Other than some targeted distribution to congregant facilities like nursing homes and prisons, as well as health care and medical workers, the state is taking an approach of calling up individuals who’ve registered on the state vaccine portal. People are prioritized based on various risk categories, such as age, underlying conditions, or being an essential worker.
“…basically we’re randomizing them to see who will receive that vaccine dose,” New Mexico Health Secretary Dr. Tracie Collins said at a Wednesday afternoon press conference. It’s an approach designed to ensure there is no favoritism in vaccine access, Collins said.
But the hardest hit populations are low income communities that are disproportionately Native American and Latino, Black and other communities of color, and there is currently no publicly available information about whether or not vaccine distribution is sufficiently reaching these groups.
At a separate press briefing earlier in the day, Department of Health Deputy Secretary Laura Parajon said that data by race and ethnicity would be added to the public vaccine dashboard as soon as next week.
A state vaccine dashboard shows some counties that have had the highest levels of cases and deaths are seeing lower vaccination rates than other counties.
For instance, McKinley County has seen approximately 16% of its population infected with the virus, and has the second highest death total in the state by county. But it’s only vaccinated 9.2% of its population. Whereas neighboring Cibola County, with 9.5% of its residents having contracted the virus in the last year, has vaccinated 26% of its population. With a population that’s just a third that of McKinley County, Cibola has pushed out 500 more vaccines.

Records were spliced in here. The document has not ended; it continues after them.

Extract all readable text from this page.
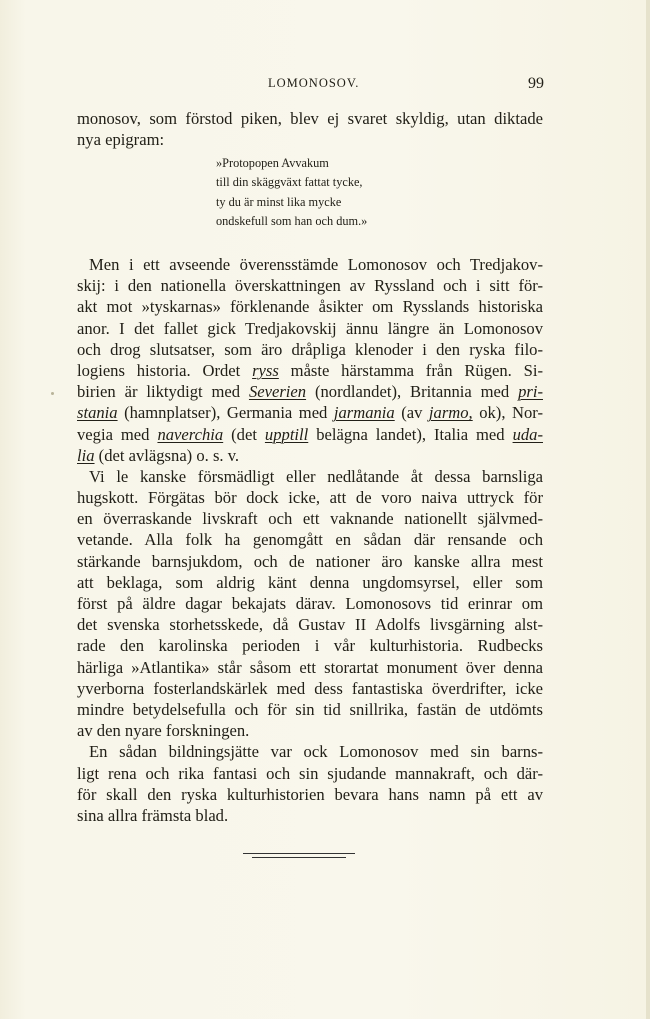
LOMONOSOV.	99
monosov, som förstod piken, blev ej svaret skyldig, utan diktade
nya epigram:
»Protopopen Avvakum
till din skäggväxt fattat tycke,
ty du är minst lika mycke
ondskefull som han och dum.»
Men i ett avseende överensstämde Lomonosov och Tredjakov-
skij: i den nationella överskattningen av Ryssland och i sitt för-
akt mot »tyskarnas» förklenande åsikter om Rysslands historiska
anor. I det fallet gick Tredjakovskij ännu längre än Lomonosov
och drog slutsatser, som äro dråpliga klenoder i den ryska filo-
logiens historia. Ordet ryss måste härstamma från Rügen. Si-
birien är liktydigt med Severien (nordlandet), Britannia med pri-
stania (hamnplatser), Germania med jarmania (av jarmo, ok), Nor-
vegia med naverchia (det upptill belägna landet), Italia med uda-
lia (det avlägsna) o. s. v.
Vi le kanske försmädligt eller nedlåtande åt dessa barnsliga
hugskott. Förgätas bör dock icke, att de voro naiva uttryck för
en överraskande livskraft och ett vaknande nationellt självmed-
vetande. Alla folk ha genomgått en sådan där rensande och
stärkande barnsjukdom, och de nationer äro kanske allra mest
att beklaga, som aldrig känt denna ungdomsyrsel, eller som
först på äldre dagar bekajats därav. Lomonosovs tid erinrar om
det svenska storhetsskede, då Gustav II Adolfs livsgärning alst-
rade den karolinska perioden i vår kulturhistoria. Rudbecks
härliga »Atlantika» står såsom ett storartat monument över denna
yverborna fosterlandskärlek med dess fantastiska överdrifter, icke
mindre betydelsefulla och för sin tid snillrika, fastän de utdömts
av den nyare forskningen.
En sådan bildningsjätte var ock Lomonosov med sin barns-
ligt rena och rika fantasi och sin sjudande mannakraft, och där-
för skall den ryska kulturhistorien bevara hans namn på ett av
sina allra främsta blad.
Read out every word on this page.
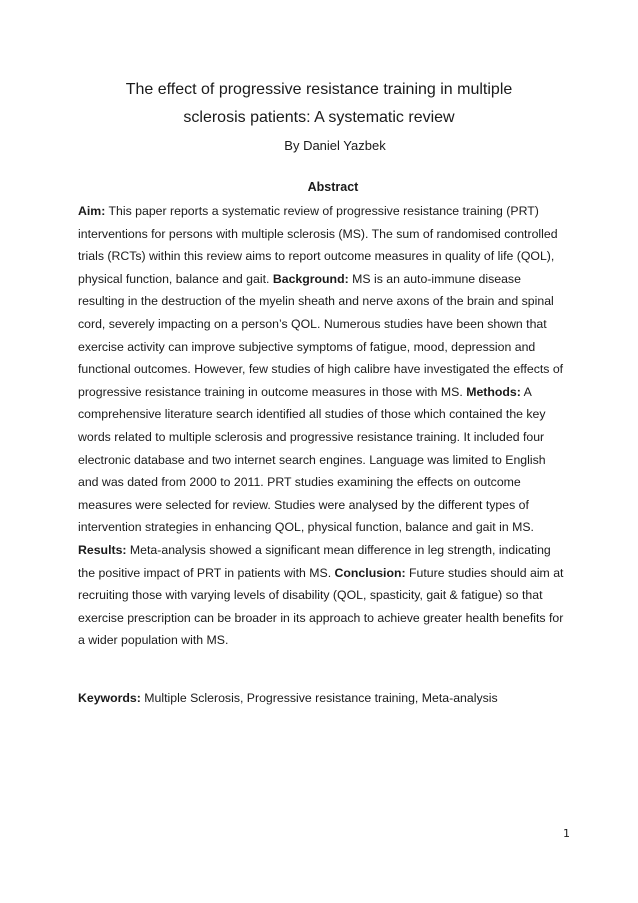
The effect of progressive resistance training in multiple
sclerosis patients: A systematic review
By Daniel Yazbek
Abstract

Aim: This paper reports a systematic review of progressive resistance training (PRT) interventions for persons with multiple sclerosis (MS). The sum of randomised controlled trials (RCTs) within this review aims to report outcome measures in quality of life (QOL), physical function, balance and gait. Background: MS is an auto-immune disease resulting in the destruction of the myelin sheath and nerve axons of the brain and spinal cord, severely impacting on a person’s QOL. Numerous studies have been shown that exercise activity can improve subjective symptoms of fatigue, mood, depression and functional outcomes. However, few studies of high calibre have investigated the effects of progressive resistance training in outcome measures in those with MS. Methods: A comprehensive literature search identified all studies of those which contained the key words related to multiple sclerosis and progressive resistance training. It included four electronic database and two internet search engines. Language was limited to English and was dated from 2000 to 2011. PRT studies examining the effects on outcome measures were selected for review. Studies were analysed by the different types of intervention strategies in enhancing QOL, physical function, balance and gait in MS. Results: Meta-analysis showed a significant mean difference in leg strength, indicating the positive impact of PRT in patients with MS. Conclusion: Future studies should aim at recruiting those with varying levels of disability (QOL, spasticity, gait & fatigue) so that exercise prescription can be broader in its approach to achieve greater health benefits for a wider population with MS.

Keywords: Multiple Sclerosis, Progressive resistance training, Meta-analysis

1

Collins said several factors might explain disparities at the county level when it comes to the rate of vaccine doses administered. One, some counties might have more people eligible to receive the vaccine, she said.
“If we look at the groups that we’re prioritizing currently who are eligible for a vaccine, and you look at the proportion of those people within a given county, that’s one factor that will drive the discrepancies by county,” Collins said. Other factors, she said, include provider capacity issues and the degree to which people are willing to get vaccinated.
Collins emphasized the need for effective communications to reach the most vulnerable populations.
The latest vaccine distribution numbers show New Mexico has given 291,742 of the 316,150 vaccines available to the state so far. New Mexico Department of Health Communications Director Matt Bieber said those numbers include vaccines distributed by both the state of New Mexico and the Indian Health Service.
So far, 67,000 New Mexicans are fully vaccinated after receiving their second dose.
New Mexico state health officials said its vaccine allotment will continue to increase next week, with 59,500 going out each week. That’s good news for the 560,000 people who’ve registered so far on the state vaccine portal.
Bryant Furlow contributed to this report.